9 lessons for new cooks
It’s OK to fail in the kitchen — and you’ll amaze yourself with what you can accomplish.
No one is really “born” a cook or a baker or a candymaker. Not even the world’s culinary stars.
The road to becoming comfortable in the kitchen, a cook will tell you, is rarely straight or smooth. It is riddled with scorched pans, oversalted soups, scars, underseasoned stews, burns and flops.
Trust me. I have scars and scorched pans to prove it.
Along the way, though, family, friends and colleagues have shared kitchen wisdom with me. So have many chefs, cookbook authors, farmers and home cooks. Some of that wisdom I’ve passed on to readers in thousands of stories I’ve written for the Chicago Tribune. It’s made me a better cook and baker.
So promise yourself, perhaps as a New Year’s resolution, to get into the kitchen and cook or bake or make candy or pickles or … you get the idea. Maybe it will be a solo creative pursuit, and the steady chop of a knife against a cutting board will become a focused meditation. Or maybe it will be a weekend shared-cooking feast with friends. Or a family affair with children helping prepare a meal.
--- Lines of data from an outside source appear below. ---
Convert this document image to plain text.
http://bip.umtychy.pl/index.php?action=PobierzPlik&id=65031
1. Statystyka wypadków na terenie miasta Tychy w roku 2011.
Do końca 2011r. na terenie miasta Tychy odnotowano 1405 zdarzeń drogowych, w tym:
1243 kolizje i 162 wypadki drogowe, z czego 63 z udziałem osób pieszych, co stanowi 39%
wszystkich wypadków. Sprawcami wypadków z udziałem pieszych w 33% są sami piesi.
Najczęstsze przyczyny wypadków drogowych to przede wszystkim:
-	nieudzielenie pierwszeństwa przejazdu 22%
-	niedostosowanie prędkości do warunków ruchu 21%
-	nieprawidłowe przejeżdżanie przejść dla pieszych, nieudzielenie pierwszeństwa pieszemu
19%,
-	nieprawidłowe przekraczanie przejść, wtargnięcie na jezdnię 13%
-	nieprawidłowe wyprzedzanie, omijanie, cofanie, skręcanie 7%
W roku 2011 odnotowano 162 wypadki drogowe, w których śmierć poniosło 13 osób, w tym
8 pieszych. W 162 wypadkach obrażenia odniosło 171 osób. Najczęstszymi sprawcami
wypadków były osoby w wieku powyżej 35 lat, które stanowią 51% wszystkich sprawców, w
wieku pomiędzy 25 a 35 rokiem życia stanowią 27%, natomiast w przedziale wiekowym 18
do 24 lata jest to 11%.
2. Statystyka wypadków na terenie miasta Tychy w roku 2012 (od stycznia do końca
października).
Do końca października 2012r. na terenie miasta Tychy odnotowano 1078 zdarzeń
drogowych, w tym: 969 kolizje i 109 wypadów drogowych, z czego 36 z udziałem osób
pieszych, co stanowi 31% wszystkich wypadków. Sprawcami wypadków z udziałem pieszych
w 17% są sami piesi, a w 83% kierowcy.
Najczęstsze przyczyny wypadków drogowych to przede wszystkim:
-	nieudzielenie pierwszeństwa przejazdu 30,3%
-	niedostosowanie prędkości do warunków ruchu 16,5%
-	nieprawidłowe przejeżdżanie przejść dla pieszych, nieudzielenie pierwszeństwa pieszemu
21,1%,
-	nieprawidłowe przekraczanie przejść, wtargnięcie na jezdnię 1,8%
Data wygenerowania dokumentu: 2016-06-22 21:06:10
No matter what, let the power of cooking work its magic. Flops and all.
And when flops happen, quote Ray Bradbury: “Life is trying things to see if they work.” With a little help from some friends, of course:
Fix the flops: “Anyone who does a lot of cooking has flops, and each one teaches you something. … If you’ve had a great flop, take a ‘what-the-hell’ attitude, and pull the dish through with flair,” the late Julia Child told us 30-plus years ago. Recalling a deflated chocolate souffle she decorated with whipped cream, dubbed “chocolate torte” and served to guests, she added, “Keep in mind that your audience doesn’t know what you’re aiming for, so don’t let on.”
Know where you went wrong: Chef Jacquy Pfeiffer, co-founder of the French Pastry School in Chicago, tells students, “It’s very possible that a recipe will not work out right away. Sometimes very simple things, like you don’t let your ingredients come to room temperature, might make the recipe fail. … It’s more important to know how a screwed-up recipe looks, and it’s even more crucial to know how to fix it, than to make the perfect pastry.”
Don’t over-depend on gadgets: “My favorite kitchen tool is my hands,” said Connecticut cookbook author Pam Anderson. “When you go in the kitchen, wash your hands and touch, smell, taste, look — freely. … There’s nothing like pulling pizza dough or bread dough out of the food processor, pouring it onto the countertop and giving it that final 30 seconds to a minute kneading to pull it into that baby’s-butt smooth texture.”
Learn how foods feel: “You can’t just follow a recipe and have it turn out,” said Paula Haney of Hoosier Mama Pie Co. in Chicago. “The recipe for a pie crust is going to be variable depending on the weather and humidity, so you kind of have to have a feel for it. … You only have flour, butter and cold water. So I think it takes on this sort of magical thing.”
Plan but be flexible: When chef Stephanie Izard (Girl & the Goat, Little Goat) plans a multicourse meal, “You want to have a little acidity; you want a little sweetness, a little spice or a little salty,” she told us. “With each dish, I’m always trying to make the whole mouth happy.” How do you start? “Pick the proteins first, (then) be flexible because you definitely want to base it on what’s looking good at the market.”
Don’t overdo it: “People try to do too much,” said legendary chef and cookbook author Jacques Pepin. “They take a cooking class, learn seven desserts and try to do all of them. It’s better to do one well.”
Simplify: “Almost everybody who is cooking dinner on a weeknight is doing a (‘Top Chef’) Quickfire Challenge,” said chef and cookbook author Rick Bayless (Frontera Grill, Topolobampo, Xoco, etc.) “You don’t have very much time. You just have to get dinner on the table, but you want it to be delicious.” Understand how a recipe works, then “go into the kitchen and make something that’s just exactly right for you.” Improvise, he said, balancing flavors and textures.
Memorize these secret ingredients: Lauren Braun Costello, in “Notes on Cooking: A Short Guide to an Essential Craft,” explained that sweetness (a touch of sugar, agave syrup or balsamic vinegar) can boost a dull tomato sauce. Vinegars and lemon can “add brightness” to nearly everything. And a pinch of salt? “It makes everything brighter and stronger, (but) that doesn’t mean that things should taste salty,” she said. Foods such as Parmesan, capers and anchovies can add saltiness to dishes.
Rethink recipes: When chef Art Smith had to lose weight for health reasons, he worked on his favorite recipes. “Roasting is probably the healthiest way to cook,” he said. “I don’t think anything blanched or boiled has any flavor. Roasting intensifies the color and the flavor of food.”